Outrageous food waste infuriates ONE Blog readers

Everyone, say hi to our new intern Paulena Papagiannis. She just graduated from Oberlin and will be on our new media team for the spring. This is her first post, so be nice!

African boy eating
In a recent Facebook post, we shared a staggering statistic: Consumers in rich countries dispose of 220 million metric tons of food waste every year, equal to the entire food output of sub-Saharan Africa.

Like the farm ministers and policy makers who gathered last week to discuss this atrocity, our readers were infuriated, calling the waste “shameful” and “despicable” (and those were the nicest words).

Some of you wanted to know what’s being done to right this wrong and what you can do to help. Consider supporting and giving a shout-out to these five waste- and hunger-hating campaigns:

– The Food and Agriculture Organization of the United Nations and Messe Düsseldorf joined forces last May to combat food loss worldwide. Through their brainchild, SAVE FOOD, the two organizations encourage dialog between industry, politics and research professionals on solutions to the waste problem.

– Stateside, Feeding America organizes a network of more than 200 local food banks, with at least one located in every state. You can donate your leftover food, volunteer your time, or make a donation. Find your nearest food bank here.

– Founded more than 20 years ago, the New York-based Rock and Wrap It Up! Program helps to stock food banks nationwide by collecting leftover prepared goodies from big events and delivering them to nearby charitable distributors. Instead of feeding a landfill, untouched meals from sports games, rock concerts, school cafeterias and political rallies help to feed America’s hungry. And if you make a mess while you snack, have no fear: Rock and Wrap It Up! also picks up unused cleaning supplies from hotels and re-purposes them, too.

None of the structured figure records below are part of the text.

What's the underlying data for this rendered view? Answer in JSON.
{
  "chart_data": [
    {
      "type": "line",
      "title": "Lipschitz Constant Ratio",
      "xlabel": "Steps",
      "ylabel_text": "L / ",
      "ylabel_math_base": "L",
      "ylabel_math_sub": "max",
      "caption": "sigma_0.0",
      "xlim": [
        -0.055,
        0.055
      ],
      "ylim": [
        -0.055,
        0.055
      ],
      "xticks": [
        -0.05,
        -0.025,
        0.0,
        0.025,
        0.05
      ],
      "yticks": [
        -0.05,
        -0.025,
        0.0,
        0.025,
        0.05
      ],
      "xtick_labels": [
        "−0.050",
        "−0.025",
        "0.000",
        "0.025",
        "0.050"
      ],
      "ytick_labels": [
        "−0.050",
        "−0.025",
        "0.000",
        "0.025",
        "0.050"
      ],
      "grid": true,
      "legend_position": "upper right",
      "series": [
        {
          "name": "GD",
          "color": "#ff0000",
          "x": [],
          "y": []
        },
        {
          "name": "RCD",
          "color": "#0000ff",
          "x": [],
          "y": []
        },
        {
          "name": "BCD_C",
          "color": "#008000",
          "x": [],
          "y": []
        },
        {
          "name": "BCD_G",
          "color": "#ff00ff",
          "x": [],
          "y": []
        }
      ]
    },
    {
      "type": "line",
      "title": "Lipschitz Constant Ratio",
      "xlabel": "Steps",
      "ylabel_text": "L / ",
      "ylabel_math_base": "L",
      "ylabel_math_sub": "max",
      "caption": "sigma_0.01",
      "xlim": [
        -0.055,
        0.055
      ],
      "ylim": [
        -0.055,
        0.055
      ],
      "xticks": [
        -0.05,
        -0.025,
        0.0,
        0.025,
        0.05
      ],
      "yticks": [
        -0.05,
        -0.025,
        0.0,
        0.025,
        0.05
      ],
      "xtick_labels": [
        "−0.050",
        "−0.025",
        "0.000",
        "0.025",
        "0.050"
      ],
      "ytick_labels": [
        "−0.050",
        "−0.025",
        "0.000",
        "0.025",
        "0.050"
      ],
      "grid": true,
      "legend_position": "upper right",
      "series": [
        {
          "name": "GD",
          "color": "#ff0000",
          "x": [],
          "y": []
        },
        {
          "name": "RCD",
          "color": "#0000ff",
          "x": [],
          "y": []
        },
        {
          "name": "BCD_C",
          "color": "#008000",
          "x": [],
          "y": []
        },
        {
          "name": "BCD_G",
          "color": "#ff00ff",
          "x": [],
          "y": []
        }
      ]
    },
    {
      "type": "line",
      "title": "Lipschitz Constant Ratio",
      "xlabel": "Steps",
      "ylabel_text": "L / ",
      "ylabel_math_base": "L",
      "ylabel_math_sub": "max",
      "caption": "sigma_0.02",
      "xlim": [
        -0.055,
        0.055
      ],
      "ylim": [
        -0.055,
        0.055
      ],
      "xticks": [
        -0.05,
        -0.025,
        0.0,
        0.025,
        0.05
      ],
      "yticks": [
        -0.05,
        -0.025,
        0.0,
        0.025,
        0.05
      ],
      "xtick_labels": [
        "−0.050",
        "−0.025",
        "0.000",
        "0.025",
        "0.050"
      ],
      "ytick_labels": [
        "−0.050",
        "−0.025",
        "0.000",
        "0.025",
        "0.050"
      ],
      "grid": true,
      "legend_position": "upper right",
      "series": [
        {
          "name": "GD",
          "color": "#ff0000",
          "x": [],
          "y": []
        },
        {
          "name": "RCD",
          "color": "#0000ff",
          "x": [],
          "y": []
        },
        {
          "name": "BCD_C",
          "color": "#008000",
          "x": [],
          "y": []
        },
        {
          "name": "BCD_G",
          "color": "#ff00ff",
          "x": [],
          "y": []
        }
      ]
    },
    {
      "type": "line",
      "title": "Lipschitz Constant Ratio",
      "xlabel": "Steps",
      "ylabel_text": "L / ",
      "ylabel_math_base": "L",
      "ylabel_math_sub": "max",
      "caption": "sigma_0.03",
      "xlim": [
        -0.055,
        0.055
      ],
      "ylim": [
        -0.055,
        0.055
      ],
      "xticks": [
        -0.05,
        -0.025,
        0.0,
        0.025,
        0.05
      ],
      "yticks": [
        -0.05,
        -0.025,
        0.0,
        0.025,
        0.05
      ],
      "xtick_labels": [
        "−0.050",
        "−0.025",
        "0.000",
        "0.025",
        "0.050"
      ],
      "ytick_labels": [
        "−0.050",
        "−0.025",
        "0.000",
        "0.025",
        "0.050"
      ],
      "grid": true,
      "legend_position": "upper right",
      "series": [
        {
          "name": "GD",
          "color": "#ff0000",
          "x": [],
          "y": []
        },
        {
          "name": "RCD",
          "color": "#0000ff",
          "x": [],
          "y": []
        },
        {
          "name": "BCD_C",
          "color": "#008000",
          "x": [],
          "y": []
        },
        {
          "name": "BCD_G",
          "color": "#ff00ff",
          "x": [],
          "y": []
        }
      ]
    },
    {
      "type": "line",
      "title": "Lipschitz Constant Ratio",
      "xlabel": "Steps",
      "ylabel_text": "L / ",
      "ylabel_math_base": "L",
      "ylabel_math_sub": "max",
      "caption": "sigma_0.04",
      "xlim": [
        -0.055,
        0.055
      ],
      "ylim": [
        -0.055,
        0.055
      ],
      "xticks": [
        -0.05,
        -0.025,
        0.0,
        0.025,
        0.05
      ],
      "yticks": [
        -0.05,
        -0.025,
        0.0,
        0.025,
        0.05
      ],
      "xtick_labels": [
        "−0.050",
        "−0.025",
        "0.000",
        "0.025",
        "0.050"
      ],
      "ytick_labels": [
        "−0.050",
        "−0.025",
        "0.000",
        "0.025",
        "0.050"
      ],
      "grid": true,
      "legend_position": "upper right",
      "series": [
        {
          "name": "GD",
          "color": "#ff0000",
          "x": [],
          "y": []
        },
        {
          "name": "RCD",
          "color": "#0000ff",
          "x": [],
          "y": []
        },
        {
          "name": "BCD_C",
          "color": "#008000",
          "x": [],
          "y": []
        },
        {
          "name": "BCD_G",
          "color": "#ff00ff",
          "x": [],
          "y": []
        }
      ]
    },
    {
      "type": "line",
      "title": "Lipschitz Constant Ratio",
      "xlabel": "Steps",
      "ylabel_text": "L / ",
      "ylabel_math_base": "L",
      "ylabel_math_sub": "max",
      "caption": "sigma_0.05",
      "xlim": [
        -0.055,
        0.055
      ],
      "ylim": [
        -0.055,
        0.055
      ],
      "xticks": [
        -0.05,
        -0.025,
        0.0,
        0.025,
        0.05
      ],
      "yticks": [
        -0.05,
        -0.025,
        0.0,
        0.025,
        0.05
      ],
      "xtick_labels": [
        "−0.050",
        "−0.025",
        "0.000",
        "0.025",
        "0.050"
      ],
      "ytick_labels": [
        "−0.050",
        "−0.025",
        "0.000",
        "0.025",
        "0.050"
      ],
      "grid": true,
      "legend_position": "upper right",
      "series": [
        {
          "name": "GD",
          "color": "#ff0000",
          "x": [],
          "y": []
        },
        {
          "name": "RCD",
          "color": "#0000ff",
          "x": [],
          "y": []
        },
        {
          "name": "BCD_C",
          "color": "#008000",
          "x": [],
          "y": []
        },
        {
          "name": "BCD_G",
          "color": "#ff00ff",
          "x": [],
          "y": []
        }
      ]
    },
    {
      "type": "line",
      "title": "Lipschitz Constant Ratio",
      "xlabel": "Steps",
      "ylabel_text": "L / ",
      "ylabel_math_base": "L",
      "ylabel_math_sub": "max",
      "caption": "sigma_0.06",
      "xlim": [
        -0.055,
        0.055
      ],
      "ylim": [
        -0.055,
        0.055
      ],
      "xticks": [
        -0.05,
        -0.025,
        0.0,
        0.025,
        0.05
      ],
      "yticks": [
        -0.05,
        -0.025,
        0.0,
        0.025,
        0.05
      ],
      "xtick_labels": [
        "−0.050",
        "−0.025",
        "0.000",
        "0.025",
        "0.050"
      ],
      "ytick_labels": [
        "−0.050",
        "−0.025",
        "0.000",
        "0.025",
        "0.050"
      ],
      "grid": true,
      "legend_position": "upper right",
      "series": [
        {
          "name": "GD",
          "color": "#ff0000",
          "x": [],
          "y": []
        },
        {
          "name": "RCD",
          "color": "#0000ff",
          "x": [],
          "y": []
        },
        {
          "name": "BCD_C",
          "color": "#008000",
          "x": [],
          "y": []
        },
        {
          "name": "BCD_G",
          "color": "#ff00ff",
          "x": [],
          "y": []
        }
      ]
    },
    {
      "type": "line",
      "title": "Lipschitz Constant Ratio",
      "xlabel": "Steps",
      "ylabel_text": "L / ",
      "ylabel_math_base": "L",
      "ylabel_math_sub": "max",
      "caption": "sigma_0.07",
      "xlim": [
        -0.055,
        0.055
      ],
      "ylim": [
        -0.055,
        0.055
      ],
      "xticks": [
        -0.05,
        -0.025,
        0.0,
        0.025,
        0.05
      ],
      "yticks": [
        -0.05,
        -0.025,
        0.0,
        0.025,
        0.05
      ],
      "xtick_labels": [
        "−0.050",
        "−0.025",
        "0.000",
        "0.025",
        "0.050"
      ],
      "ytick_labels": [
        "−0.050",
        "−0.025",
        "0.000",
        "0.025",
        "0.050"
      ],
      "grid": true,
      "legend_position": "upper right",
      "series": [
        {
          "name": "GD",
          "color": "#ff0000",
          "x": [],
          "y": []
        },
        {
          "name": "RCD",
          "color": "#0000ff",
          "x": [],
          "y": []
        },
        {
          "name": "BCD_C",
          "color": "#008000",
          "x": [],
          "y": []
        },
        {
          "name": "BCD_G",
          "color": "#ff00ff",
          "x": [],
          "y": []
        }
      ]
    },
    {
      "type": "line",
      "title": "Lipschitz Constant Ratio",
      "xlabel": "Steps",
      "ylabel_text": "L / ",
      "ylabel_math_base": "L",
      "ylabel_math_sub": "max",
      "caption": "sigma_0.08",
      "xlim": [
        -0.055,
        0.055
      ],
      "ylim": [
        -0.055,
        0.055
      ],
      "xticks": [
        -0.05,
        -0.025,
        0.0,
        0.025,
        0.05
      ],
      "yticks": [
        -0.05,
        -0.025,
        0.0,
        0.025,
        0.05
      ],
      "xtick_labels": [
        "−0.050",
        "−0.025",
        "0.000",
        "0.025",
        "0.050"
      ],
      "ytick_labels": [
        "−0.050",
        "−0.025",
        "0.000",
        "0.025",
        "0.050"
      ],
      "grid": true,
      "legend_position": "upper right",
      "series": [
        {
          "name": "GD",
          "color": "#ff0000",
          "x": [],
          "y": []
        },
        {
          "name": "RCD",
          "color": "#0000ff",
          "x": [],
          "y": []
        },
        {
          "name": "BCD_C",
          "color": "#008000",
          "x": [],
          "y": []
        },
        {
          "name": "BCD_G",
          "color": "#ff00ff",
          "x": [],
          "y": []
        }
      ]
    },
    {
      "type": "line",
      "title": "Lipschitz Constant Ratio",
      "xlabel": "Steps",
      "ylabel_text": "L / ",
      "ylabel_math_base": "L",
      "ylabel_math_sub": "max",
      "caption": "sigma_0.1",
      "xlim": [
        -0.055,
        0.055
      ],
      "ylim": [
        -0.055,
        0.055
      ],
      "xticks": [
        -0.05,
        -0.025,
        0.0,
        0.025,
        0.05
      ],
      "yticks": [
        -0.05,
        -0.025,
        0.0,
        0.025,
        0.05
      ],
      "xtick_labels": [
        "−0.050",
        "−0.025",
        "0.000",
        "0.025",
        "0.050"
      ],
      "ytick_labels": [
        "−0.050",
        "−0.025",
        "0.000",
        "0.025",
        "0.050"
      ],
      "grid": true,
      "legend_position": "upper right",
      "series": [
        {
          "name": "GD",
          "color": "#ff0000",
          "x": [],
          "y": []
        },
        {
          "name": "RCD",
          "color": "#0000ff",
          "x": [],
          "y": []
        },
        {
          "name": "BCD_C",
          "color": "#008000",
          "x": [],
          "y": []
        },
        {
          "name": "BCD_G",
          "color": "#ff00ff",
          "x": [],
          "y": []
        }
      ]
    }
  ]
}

– Try to limit your own household’s food waste by taking the Environmental Protection Agency’s WasteWise Food Recovery Challenge. Do your part by monitoring your throw away habits, reeling in your heavy hand at the grocery store, and donating your unwanted (but preserved) food stuffs to a local food bank.

– For our collegiate readers, consider pressuring your school to adopt best practices in preventing food waste. This could include loosening the grip on your dining hall trays. After nixing their plastic platters, colleges like Skidmore and Williams saw a reduction of waste in their cafeterias.